Invisible Shackles: Compliance, Control, & Coercion

Each morning at the Gates of ICE, we witness the same pattern: compliant asylum seekers—those who have followed every rule, attended every check-in, and waited patiently for their hearings—are increasingly directed to private contractors, often without explanation. Firms like BI Incorporated, a subsidiary of GEO Group, act as “bounty hunters,” verifying addresses and locating immigrants to feed the deportation machinery (The Intercept, 2025). The apparatus of control—GPS ankle monitors and electronic tracking, cloaked in legality—is insidious. It is also profitable. Standing at the gates, we see families confronted by these invisible chains, a stark reminder that compliance does not protect, but can expose people to detention and surveillance.

A friend of mine, a retired pastor who houses asylum seekers, shared a harrowing example. One housemate, with a pending asylum application, received an ankle monitor referral. These devices—often called “grilletes,” or shackles in Spanish—effectively turned her home into a de facto ICE processing center. A week later, on an early weekend morning, ICE agents arrived. Before she could respond or assert her homeowner’s rights, one guest opened the door, and agents entered, taking the man under surveillance into custody while he was not fully dressed. When the pastor pleaded that he was still fighting for asylum, an agent coldly replied, “He can fight for his asylum while he’s detained.” The photo she shared captures the moment ICE agents left her property, her compliant friend already in custody.

This is not isolated. Austin Kocher reports that ICE’s Alternatives to Detention (ATD) program now has over 180,000 people on electronic monitoring, with GPS ankle monitor use at record levels (Kocher, 2025). These grilletes are presented as alternatives to detention, but they are coercive and punitive, rewarding the private companies that manage them while penalizing those under surveillance. Compliance, once assumed to protect, now exposes people to more scrutiny, more intrusion, and more control.

Just a year into this administration, the promises of harsh enforcement are not only real—they are escalating. Yet standing at the gates of ICE, witnessing families confronted by constant surveillance, I also see possibilities for resistance. What will nonviolent resistance look like in 2026? How can Casa Alterna and our partners support immigrants not only through hospitality, but also through advocacy, resources, emotional support, and solidarity?

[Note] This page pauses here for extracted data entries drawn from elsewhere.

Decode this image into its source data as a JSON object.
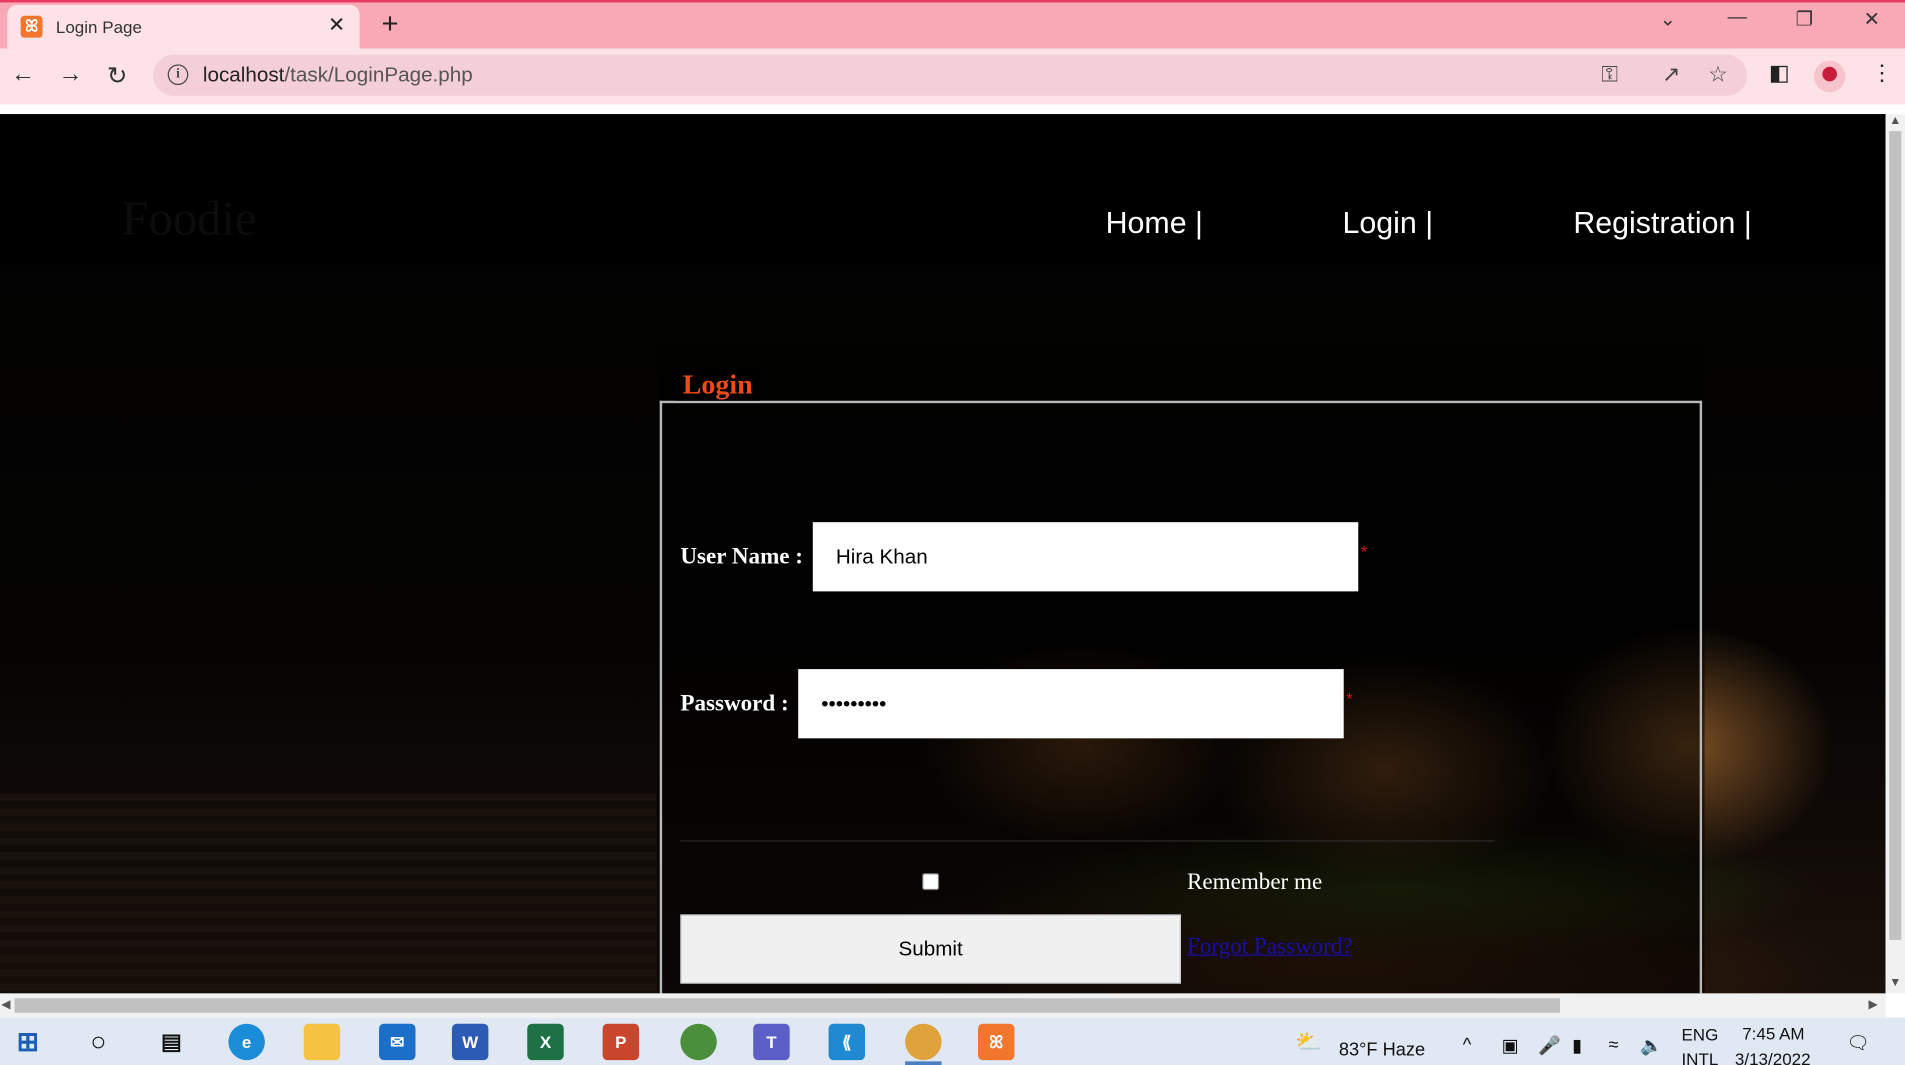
{
  "browser": {
    "tab_title": "Login Page",
    "tab_close": "✕",
    "new_tab": "+",
    "url_host": "localhost",
    "url_path": "/task/LoginPage.php",
    "window_controls": {
      "tab_search": "⌄",
      "minimize": "—",
      "restore": "❐",
      "close": "✕"
    }
  },
  "page": {
    "brand": "Foodie",
    "nav": [
      "Home |",
      "Login |",
      "Registration |"
    ],
    "form": {
      "legend": "Login",
      "username_label": "User Name :",
      "username_value": "Hira Khan",
      "password_label": "Password :",
      "password_value": "123456789",
      "required_mark": "*",
      "remember_label": "Remember me",
      "submit_label": "Submit",
      "forgot_label": "Forgot Password?"
    }
  },
  "taskbar": {
    "weather": "83°F  Haze",
    "lang_1": "ENG",
    "lang_2": "INTL",
    "time": "7:45 AM",
    "date": "3/13/2022"
  },
  "colors": {
    "legend": "#f04a14",
    "required": "#e01010",
    "link": "#1a0dab",
    "titlebar": "#f9a8b6"
  }
}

Some paths are clear: bearing witness at the gates, documenting ICE practices, providing resources, emotional support, and solidarity, amplifying immigrant voices, and challenging enforcement structures. Resistance in the age of GPS tracking and bounty-hunter contractors will require creativity, courage, and clarity about the stakes. Standing with immigrants has never been more urgent, nor has it demanded more prophetic imagination about confronting injustice without replicating its violence.

The challenge is clear: how to respond faithfully to a system that treats compliance as suspicion, profits from coercion, and enforces control as a commodity. Casa Alterna has always answered the call to love across borders. Now, as ankle monitors track every step and private contractors patrol our communities, the question remains: how will we act—fearlessly, creatively, and with unwavering love—for those whose freedom is under constant watch?